Simple Steps to Help Retain Strength
Yoga in your eighties? Running your first marathon at 65? Today’s adults think, feel and behave 5-10 years younger than their actual age, and want to remain strong and healthy as they grow older.1
Good health, especially in an aging population, is the key to enable people to do more, achieve more, and experience more. That could be running a marathon, climbing mountains, perfecting a skill, or simply enjoying time with friends and family. Good health is the starting point for everything that is possible in life.
Despite a positive attitude and constant exercise, even the most active adults notice changes as their bodies age. Research has shown that engaging in various physical activities such as playing a sport, running, or cycling becomes harder as we lose muscle mass. Muscle loss begins around age 40 and increases year after year, accelerating at around age 70. 2-5 While this is a natural part of aging, it does increase the risk of sarcopenia, a condition of progressive muscle loss and strength, which can affect your ability to perform everyday activities such as walking, rising out of a chair, lifting objects, or walking up stairs. 6-8
According to research published in Age and Ageing, and sponsored by Abbott, as many as one out of three adults age 50 and older have sarcopenia. The paper encourages physicians to screen those aged 50 and older for sarcopenia and provides recommendations on ways that may improve muscle mass, function or strength to help prevent the condition, which can have a profound effect on a person’s overall wellbeing as they age.6
Consider these steps to help maintain your muscle health:
- Targeted nutrition
- Add more protein to your diet. As people age, the body requires more protein for muscle and overall health.
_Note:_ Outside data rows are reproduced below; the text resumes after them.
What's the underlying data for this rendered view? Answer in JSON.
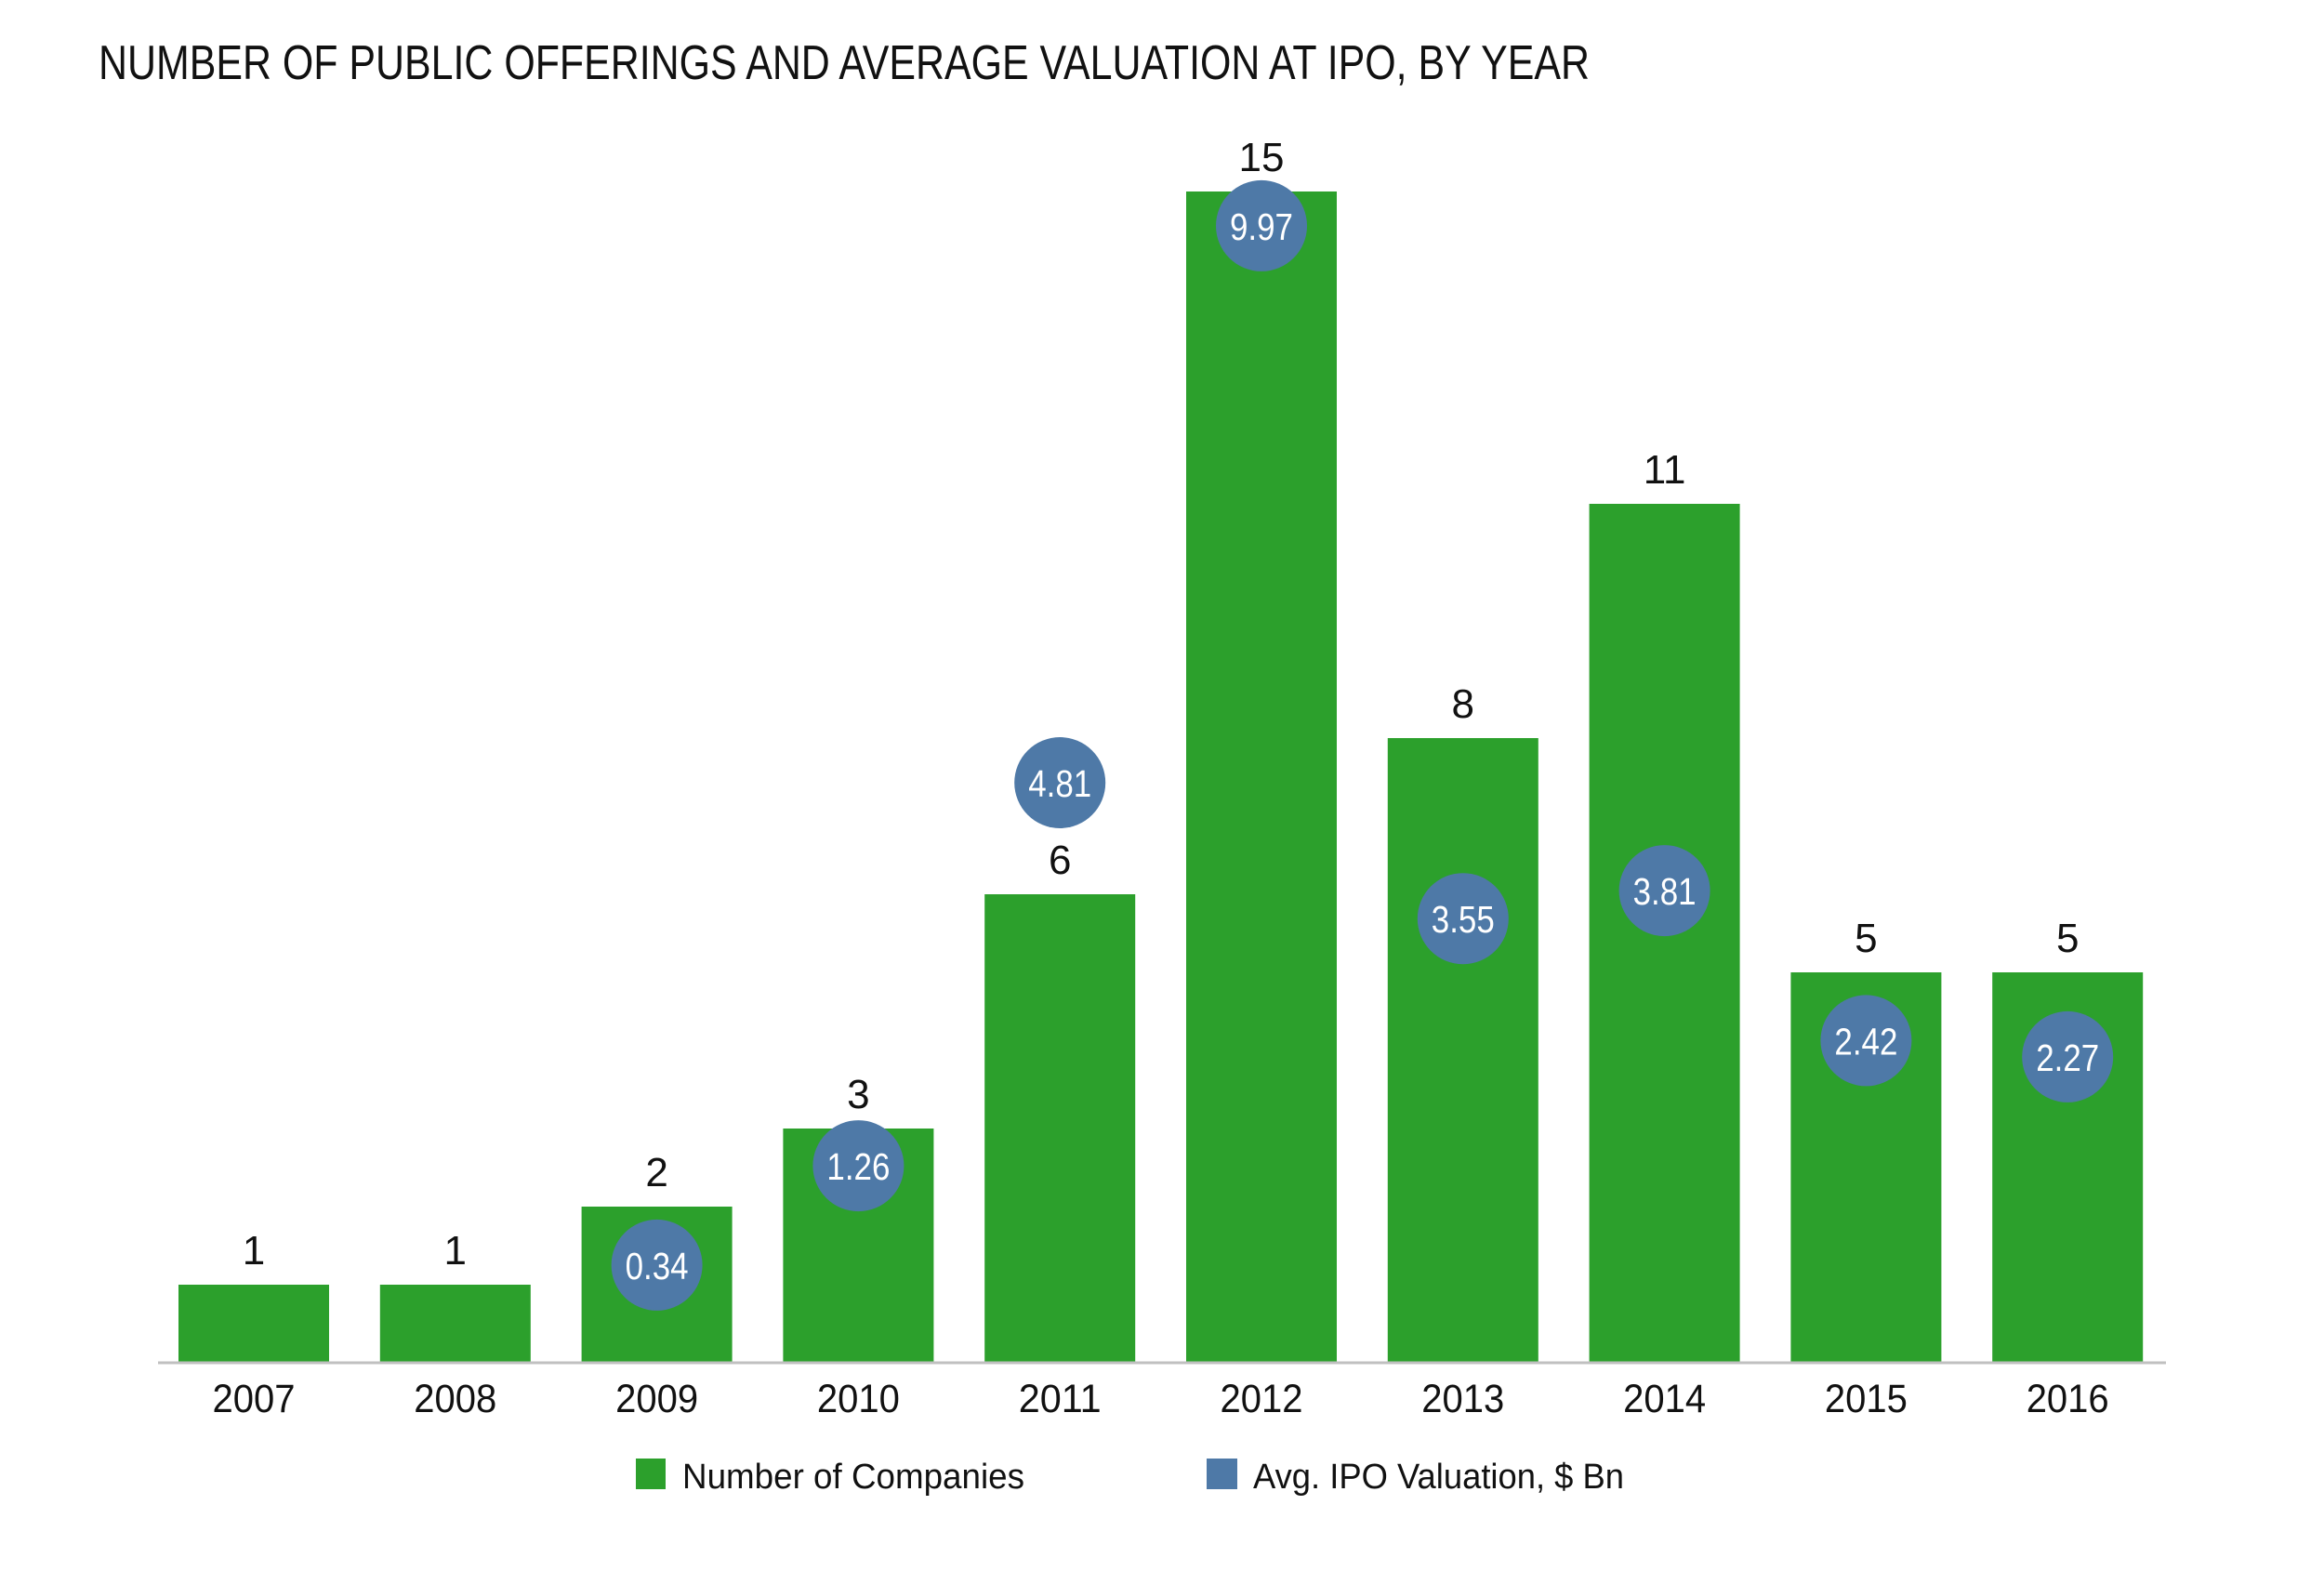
{
  "chart_data": {
    "type": "bar",
    "title": "NUMBER OF PUBLIC OFFERINGS AND AVERAGE VALUATION AT IPO, BY YEAR",
    "xlabel": "",
    "ylabel": "",
    "categories": [
      "2007",
      "2008",
      "2009",
      "2010",
      "2011",
      "2012",
      "2013",
      "2014",
      "2015",
      "2016"
    ],
    "series": [
      {
        "name": "Number of Companies",
        "kind": "bar",
        "color": "#2ca02c",
        "values": [
          1,
          1,
          2,
          3,
          6,
          15,
          8,
          11,
          5,
          5
        ],
        "labels": [
          "1",
          "1",
          "2",
          "3",
          "6",
          "15",
          "8",
          "11",
          "5",
          "5"
        ]
      },
      {
        "name": "Avg. IPO Valuation, $ Bn",
        "kind": "bubble",
        "color": "#4e79a7",
        "values": [
          null,
          null,
          0.34,
          1.26,
          4.81,
          9.97,
          3.55,
          3.81,
          2.42,
          2.27
        ],
        "labels": [
          "",
          "",
          "0.34",
          "1.26",
          "4.81",
          "9.97",
          "3.55",
          "3.81",
          "2.42",
          "2.27"
        ]
      }
    ],
    "ylim_count": [
      0,
      15
    ],
    "grid": false,
    "legend": "bottom-center",
    "axis_color": "#c0c0c0"
  }
}
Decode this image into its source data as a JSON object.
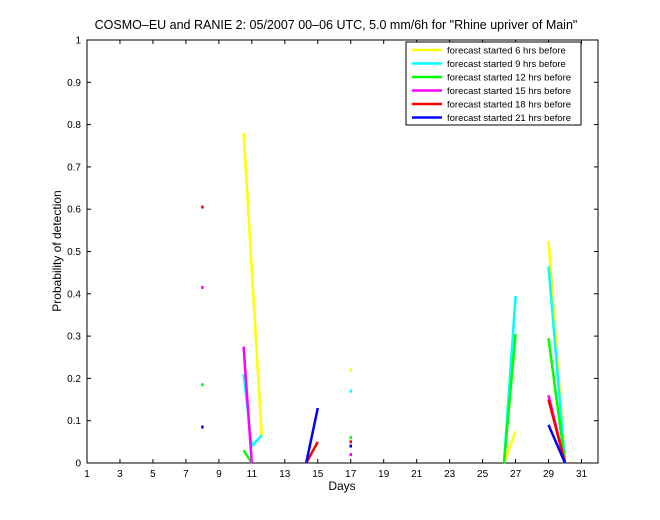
{
  "chart_data": {
    "type": "line",
    "title": "COSMO–EU and RANIE 2: 05/2007 00–06 UTC, 5.0 mm/6h for \"Rhine upriver of Main\"",
    "xlabel": "Days",
    "ylabel": "Probability of detection",
    "xlim": [
      1,
      32
    ],
    "ylim": [
      0,
      1
    ],
    "xticks": [
      1,
      3,
      5,
      7,
      9,
      11,
      13,
      15,
      17,
      19,
      21,
      23,
      25,
      27,
      29,
      31
    ],
    "yticks": [
      0,
      0.1,
      0.2,
      0.3,
      0.4,
      0.5,
      0.6,
      0.7,
      0.8,
      0.9,
      1
    ],
    "grid": false,
    "legend_position": "top-right",
    "series": [
      {
        "name": "forecast started 6 hrs before",
        "color": "#ffff00",
        "segments": [
          [
            [
              10.5,
              0.78
            ],
            [
              11.6,
              0.065
            ]
          ],
          [
            [
              26.3,
              0.0
            ],
            [
              27.0,
              0.075
            ]
          ],
          [
            [
              29.0,
              0.525
            ],
            [
              30.0,
              0.0
            ]
          ]
        ],
        "points": [
          [
            17.0,
            0.22
          ]
        ]
      },
      {
        "name": "forecast started 9 hrs before",
        "color": "#00ffff",
        "segments": [
          [
            [
              10.5,
              0.21
            ],
            [
              11.0,
              0.04
            ],
            [
              11.6,
              0.065
            ]
          ],
          [
            [
              26.3,
              0.0
            ],
            [
              27.0,
              0.395
            ]
          ],
          [
            [
              29.0,
              0.465
            ],
            [
              30.0,
              0.0
            ]
          ]
        ],
        "points": [
          [
            17.0,
            0.17
          ]
        ]
      },
      {
        "name": "forecast started 12 hrs before",
        "color": "#00ff00",
        "segments": [
          [
            [
              10.5,
              0.03
            ],
            [
              11.0,
              0.0
            ]
          ],
          [
            [
              26.3,
              0.0
            ],
            [
              27.0,
              0.305
            ]
          ],
          [
            [
              29.0,
              0.295
            ],
            [
              30.0,
              0.0
            ]
          ]
        ],
        "points": [
          [
            8.0,
            0.185
          ],
          [
            17.0,
            0.06
          ]
        ]
      },
      {
        "name": "forecast started 15 hrs before",
        "color": "#ff00ff",
        "segments": [
          [
            [
              10.5,
              0.275
            ],
            [
              11.0,
              0.0
            ]
          ],
          [
            [
              29.0,
              0.16
            ],
            [
              30.0,
              0.0
            ]
          ]
        ],
        "points": [
          [
            8.0,
            0.415
          ],
          [
            17.0,
            0.02
          ]
        ]
      },
      {
        "name": "forecast started 18 hrs before",
        "color": "#ff0000",
        "segments": [
          [
            [
              14.3,
              0.0
            ],
            [
              15.0,
              0.05
            ]
          ],
          [
            [
              29.0,
              0.15
            ],
            [
              30.0,
              0.0
            ]
          ]
        ],
        "points": [
          [
            8.0,
            0.605
          ],
          [
            17.0,
            0.05
          ]
        ]
      },
      {
        "name": "forecast started 21 hrs before",
        "color": "#0000ff",
        "segments": [
          [
            [
              14.3,
              0.0
            ],
            [
              15.0,
              0.13
            ]
          ],
          [
            [
              29.0,
              0.09
            ],
            [
              30.0,
              0.0
            ]
          ]
        ],
        "points": [
          [
            8.0,
            0.085
          ],
          [
            17.0,
            0.04
          ]
        ]
      }
    ]
  }
}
- Increasing intake of HMB* and essential amino acids (EAAs) may help to improve muscle mass function or strength.
- Add weights to your workout. Resistance exercise can improve muscle function. A sedentary lifestyle is a big contributor to loss of muscle tone.
- Have a conversation with your doctor
- Adults 50 and over should talk to their physician to discuss ways to maintain muscle health and prevent sarcopenia.
* HMB is an amino acid metabolite that occurs naturally in the body and is found in small amounts in some foods, such as avocado, grapefruit and catfish.
1 SilverPoll™ January 2009.
2 Grimby GB et al. Acta Physiol Scand. 1982;115:125.
3 Larsson L et al. J Appl Physiol. 1979;46:451.
4 Flakoll P et al. Nutrition. 2004;20:445-451.
5 Baier S et al. J Parenter Enteral Nutr. 2009;33:71-82.
6 Cruz AJ et al. Age and Ageing 2014: [In Press] http://ageing.oxfordjournals.org/content/early/2014/09/19/ageing.afu115.full.pdf+html
7 Estaquio C, Castetbon K, Kesse-Guyot E, et al. J Nutr. 2008;138:946-953.
8 Ford ES, Bergmann MM, Kroger J, et al.. Arch Intern Med. 2009;169:1355-1362.
9 United Nations, Department of Economic and Social Affairs, Population Division (2011). World Population Prospects: The 2010 Revision, CD-ROM Edition.